In 2008, Romo missed three games with a broken finger. Brad Johnson went 1-2 in his absence. In the last game of the season, Romo was seen in the Eagles visiting team locker room collapsed on the floor with an apparent rib injury. No word was given when it happened or how long he played with it. In 2010, Romo missed the rest of the season with a broken Clavicle. Jon Kitna went 4-5 in the nine games that Tony Romo missed. Last year against the 49ers, Romo suffered a broken rib and a punctured lung. While he did not miss any time, this injury affected him for most of the year. In week 16, Romo bruised his throwing hand when it hit the opposing players helmet. Romo left that game and the Cowboys went on to lose that game.

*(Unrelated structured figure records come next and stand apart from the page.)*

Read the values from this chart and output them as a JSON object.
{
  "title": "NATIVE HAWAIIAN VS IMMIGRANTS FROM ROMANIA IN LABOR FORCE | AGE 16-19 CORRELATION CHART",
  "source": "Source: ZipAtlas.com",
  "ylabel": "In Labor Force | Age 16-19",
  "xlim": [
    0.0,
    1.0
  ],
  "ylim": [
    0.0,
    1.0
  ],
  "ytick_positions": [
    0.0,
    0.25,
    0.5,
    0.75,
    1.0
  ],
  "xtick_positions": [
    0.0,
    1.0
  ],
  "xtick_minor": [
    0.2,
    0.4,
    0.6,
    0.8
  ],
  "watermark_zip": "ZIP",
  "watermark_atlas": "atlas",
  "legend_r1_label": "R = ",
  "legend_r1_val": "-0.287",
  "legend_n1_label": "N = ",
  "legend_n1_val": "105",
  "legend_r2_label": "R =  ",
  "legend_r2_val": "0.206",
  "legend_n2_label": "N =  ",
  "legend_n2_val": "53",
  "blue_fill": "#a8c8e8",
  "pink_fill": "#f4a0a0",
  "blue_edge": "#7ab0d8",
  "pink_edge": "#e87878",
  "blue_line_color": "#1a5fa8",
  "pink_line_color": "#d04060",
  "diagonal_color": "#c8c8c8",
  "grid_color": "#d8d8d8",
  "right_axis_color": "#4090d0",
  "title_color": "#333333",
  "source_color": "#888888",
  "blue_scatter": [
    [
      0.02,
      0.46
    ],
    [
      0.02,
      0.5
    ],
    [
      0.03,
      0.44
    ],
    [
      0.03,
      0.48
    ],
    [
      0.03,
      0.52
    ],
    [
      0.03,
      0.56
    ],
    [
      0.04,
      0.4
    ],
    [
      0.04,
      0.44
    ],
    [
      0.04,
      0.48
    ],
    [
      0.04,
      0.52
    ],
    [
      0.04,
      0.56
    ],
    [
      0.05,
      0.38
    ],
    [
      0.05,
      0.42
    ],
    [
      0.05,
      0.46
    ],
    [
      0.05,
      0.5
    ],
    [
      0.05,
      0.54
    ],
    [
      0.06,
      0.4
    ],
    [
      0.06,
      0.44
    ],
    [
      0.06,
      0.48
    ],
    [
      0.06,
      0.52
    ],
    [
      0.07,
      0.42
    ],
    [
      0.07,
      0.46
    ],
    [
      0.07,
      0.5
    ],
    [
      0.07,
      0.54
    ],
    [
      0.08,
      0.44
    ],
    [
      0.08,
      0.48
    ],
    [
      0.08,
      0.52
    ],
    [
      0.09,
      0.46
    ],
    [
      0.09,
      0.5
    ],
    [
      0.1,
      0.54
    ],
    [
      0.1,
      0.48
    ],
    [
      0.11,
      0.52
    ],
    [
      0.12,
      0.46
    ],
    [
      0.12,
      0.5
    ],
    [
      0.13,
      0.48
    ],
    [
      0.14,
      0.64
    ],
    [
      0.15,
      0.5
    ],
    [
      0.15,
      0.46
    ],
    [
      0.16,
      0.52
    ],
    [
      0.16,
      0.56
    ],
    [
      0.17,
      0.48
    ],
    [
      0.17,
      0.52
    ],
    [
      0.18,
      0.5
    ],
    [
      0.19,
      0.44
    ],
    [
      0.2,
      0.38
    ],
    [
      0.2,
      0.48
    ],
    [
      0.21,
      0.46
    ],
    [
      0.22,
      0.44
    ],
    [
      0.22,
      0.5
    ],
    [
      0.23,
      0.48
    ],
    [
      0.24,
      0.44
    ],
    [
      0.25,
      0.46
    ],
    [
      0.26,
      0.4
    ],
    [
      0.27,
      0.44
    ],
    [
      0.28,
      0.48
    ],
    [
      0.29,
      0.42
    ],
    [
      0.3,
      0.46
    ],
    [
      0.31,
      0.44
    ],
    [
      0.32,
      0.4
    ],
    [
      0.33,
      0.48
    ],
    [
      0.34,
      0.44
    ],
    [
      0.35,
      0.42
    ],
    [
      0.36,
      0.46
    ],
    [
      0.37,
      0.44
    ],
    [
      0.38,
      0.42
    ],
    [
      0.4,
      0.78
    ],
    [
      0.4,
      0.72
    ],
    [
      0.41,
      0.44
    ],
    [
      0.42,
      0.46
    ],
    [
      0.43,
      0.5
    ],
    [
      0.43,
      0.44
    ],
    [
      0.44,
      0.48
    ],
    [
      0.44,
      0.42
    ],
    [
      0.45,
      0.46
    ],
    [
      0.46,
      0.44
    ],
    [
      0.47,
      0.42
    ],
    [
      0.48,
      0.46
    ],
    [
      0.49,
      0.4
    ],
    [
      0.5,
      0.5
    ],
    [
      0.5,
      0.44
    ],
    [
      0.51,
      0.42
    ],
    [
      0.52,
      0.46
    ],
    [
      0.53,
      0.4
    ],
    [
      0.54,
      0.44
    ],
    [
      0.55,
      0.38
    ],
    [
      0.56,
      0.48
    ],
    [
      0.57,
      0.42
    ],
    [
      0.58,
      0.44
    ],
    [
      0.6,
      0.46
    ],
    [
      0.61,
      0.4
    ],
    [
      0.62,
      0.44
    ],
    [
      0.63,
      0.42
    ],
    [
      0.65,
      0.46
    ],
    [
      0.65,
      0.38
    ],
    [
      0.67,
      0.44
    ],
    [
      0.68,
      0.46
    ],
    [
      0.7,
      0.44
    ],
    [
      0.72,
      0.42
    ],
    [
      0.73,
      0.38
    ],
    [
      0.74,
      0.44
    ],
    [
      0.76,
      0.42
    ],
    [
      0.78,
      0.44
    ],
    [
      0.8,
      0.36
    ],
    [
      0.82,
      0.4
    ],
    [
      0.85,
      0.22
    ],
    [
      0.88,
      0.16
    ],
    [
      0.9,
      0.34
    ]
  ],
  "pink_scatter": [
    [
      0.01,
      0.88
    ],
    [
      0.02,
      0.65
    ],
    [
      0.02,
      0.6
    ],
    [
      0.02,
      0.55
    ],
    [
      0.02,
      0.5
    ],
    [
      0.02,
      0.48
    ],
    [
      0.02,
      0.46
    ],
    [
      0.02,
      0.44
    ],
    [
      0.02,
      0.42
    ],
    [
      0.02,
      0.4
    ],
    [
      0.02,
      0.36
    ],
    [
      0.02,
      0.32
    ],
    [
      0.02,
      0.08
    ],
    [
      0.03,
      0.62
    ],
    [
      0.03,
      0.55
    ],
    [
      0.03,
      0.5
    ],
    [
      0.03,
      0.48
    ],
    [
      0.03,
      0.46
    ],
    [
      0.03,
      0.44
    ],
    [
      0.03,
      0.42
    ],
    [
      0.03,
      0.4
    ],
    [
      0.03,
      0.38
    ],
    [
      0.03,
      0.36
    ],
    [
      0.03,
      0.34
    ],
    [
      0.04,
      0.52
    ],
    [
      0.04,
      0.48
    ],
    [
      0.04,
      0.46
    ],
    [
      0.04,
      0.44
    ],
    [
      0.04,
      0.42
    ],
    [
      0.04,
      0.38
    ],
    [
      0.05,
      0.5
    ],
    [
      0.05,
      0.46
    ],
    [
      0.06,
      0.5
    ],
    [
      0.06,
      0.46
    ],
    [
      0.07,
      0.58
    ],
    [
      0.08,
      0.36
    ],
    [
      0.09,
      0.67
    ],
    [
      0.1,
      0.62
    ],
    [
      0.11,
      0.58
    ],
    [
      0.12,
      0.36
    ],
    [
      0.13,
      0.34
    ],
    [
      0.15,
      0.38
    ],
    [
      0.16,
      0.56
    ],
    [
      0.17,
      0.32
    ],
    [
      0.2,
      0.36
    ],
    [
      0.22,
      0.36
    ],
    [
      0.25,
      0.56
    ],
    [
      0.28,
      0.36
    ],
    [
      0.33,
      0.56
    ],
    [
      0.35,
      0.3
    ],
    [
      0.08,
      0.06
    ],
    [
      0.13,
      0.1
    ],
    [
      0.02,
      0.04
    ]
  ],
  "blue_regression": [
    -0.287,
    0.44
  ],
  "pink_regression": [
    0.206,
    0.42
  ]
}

This brings me to Kyle Orton. A good backup Quarterback and insurance plan should be counted on when you need it. In 2005, Kyle Orton proved that he can come in and perform when your Quarterback is injured. He went 10-5 for the Bears that year playing for the injured Rex Grossman. Last year, he was 2-1 for the Chiefs when he was picked up to play for the injured Matt Cassell.
Can he throw the ball and play the Quarterback position? Kyle Orton has a career passer rating of 79.4. That ranks 65th in the NFL for a career. Kyle Orton has a better passer rating than the guy he is replacing. Jon Kitna had a passer rating of 77.4. To put those number in better perspective, The Great John Elway only had a passer rating of 79.9. Interesting to note that Kyle Orton has a better career passer rating than at least six starters going into next season. And what about his completion rating? He is doing well in that category as well. He stacks up well against almost all the QBs in the NFC East. Orton has a career passing completion percentage of 58.3. This is slightly below Eli Mannings 58.4 and above Vick at a 56 and Rex Grossman with a 55.2. In case you are wondering, Tony Romo is at a 64.5 completion percentage.
But does Kyle Orton come at a good price? And does it come with Value. Yes. Kyle Orton signed a three-year deal worth $10.5 million dollars. This ranks 46th among all Quarterbacks that are currently in the NFL. This is very good considering that he is ranked as the NFLs best backup QB in the league and is better than some of the starters.
Indeed, you need a good insurance plan. You need it for competition purposes and for those “just in case” moments. You do not pay for it for what happens, but for what might happen. You hope that he never sees the field unless it is in mop up duty. And even without playing he might be the best money you ever spent. The best investment you never cash in on. He is your Insurance plan.